标题： 单性范畴的仿射化 显示英文标题

标题： Affinization of monoidal categories

摘要： 我们定义任意单子范畴$\mathcal{C}$的仿射化，对应于圆柱体上的$\mathcal{C}$图形的范畴。 我们还通过向$\mathcal{C}$添加点生成元来给出另一种描述。 仿射化形式化并统一了许多文献中出现的构造。 特别是，我们描述了来自 Hecke 类代数、辫子、扭结和纽结不变量的大量例子。 当$\mathcal{C}$是刚性的时，其仿射化与它的水平迹同构，尽管这两个定义看起来差别很大。 一般来说，仿射化和水平迹不是同构的。 显示英文摘要

摘要： We define the affinization of an arbitrary monoidal category $\mathcal{C}$, corresponding to the category of $\mathcal{C}$-diagrams on the cylinder. We also give an alternative characterization in terms of adjoining dot generators to $\mathcal{C}$. The affinization formalizes and unifies many constructions appearing in the literature.
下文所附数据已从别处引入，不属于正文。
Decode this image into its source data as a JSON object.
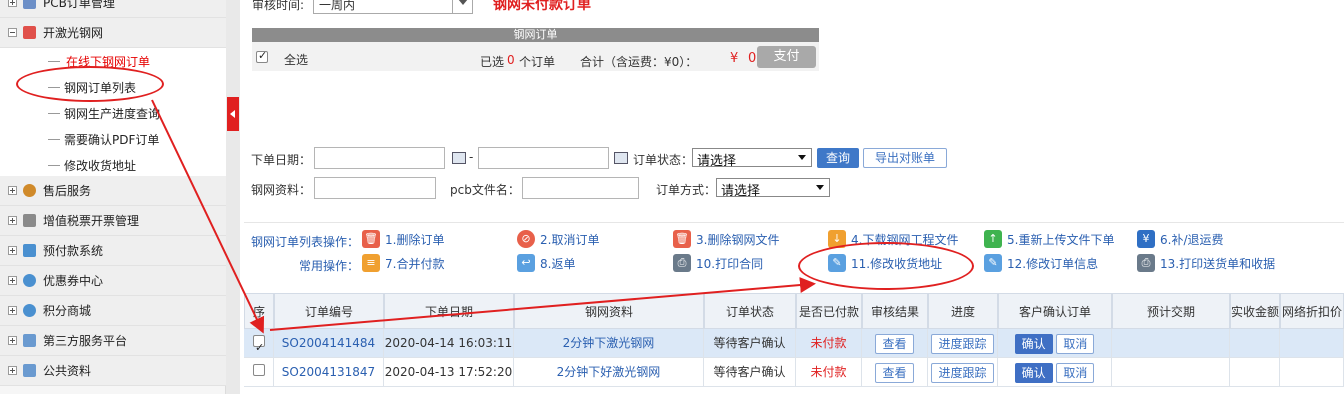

In particular, we describe a large number of examples coming from Hecke-type algebras, braids, tangles, and knot invariants. When $\mathcal{C}$ is rigid, its affinization is isomorphic to its horizontal trace, although the two definitions look quite different. In general, the affinization and the horizontal trace are not isomorphic.